Aşkın bende olmasaydı nasıl gülebilirdim?
How could I laugh if I didn't have love inside me?
Ateş beni yaktıkça daha çok soğuyorum, soğuyorum
As the fire burns me, I get colder and colder
Ben ateşi körükledikçe, buz gibi donuyorum
As I fan the flames, I freeze like ice
Bana şaşkın bakıyorlar, onları da anlıyorum
They look at me in amazement, and I understand them
Evvel zaman bir damla iken durumum, elhan derya hâl buluyorum.

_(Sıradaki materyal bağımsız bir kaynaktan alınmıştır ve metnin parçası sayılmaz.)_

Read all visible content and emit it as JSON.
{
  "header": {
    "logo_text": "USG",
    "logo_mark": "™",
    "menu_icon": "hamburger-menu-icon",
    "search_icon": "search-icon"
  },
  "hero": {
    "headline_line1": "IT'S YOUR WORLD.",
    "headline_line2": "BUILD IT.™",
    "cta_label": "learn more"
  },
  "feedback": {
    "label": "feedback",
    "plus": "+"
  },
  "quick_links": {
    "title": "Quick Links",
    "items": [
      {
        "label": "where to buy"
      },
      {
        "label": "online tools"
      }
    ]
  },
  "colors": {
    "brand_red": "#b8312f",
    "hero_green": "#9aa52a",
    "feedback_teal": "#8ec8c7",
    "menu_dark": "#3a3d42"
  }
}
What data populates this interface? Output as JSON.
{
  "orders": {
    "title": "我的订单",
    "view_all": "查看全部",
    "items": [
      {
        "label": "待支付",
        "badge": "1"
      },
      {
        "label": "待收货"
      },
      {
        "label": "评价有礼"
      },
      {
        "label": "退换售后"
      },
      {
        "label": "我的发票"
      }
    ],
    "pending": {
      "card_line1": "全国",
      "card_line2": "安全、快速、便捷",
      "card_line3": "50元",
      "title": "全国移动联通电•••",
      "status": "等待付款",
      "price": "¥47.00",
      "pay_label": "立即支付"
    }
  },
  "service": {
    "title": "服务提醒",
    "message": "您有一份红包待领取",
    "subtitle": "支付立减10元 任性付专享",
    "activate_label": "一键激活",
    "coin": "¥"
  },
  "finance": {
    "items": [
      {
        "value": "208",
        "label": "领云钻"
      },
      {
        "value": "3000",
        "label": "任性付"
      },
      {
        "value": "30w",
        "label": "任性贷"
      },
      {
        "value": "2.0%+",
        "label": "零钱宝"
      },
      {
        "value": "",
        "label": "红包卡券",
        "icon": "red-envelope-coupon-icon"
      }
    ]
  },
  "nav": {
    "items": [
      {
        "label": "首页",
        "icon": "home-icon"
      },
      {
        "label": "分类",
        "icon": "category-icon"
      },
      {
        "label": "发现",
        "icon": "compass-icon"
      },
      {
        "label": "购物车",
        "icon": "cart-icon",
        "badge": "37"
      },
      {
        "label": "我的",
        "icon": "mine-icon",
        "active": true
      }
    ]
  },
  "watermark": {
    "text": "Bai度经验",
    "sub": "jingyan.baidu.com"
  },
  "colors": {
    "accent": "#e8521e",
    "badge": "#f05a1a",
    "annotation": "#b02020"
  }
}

Once a mere drop, now I find myself in a river of melody.
Çıksın artık be kalem, tek bir harf çiz bari.
Come out now, pen, and draw a single letter.
Vaktim olur zayi, etme böyle kırma yârini.
My time is being wasted, don't break my heart.
Bir işaret et! Bir çizikten yol bulurum.
Give me a sign! I'll find my way from a single scratch.
Bir çizikten değil miydi onca köprü kurduğum?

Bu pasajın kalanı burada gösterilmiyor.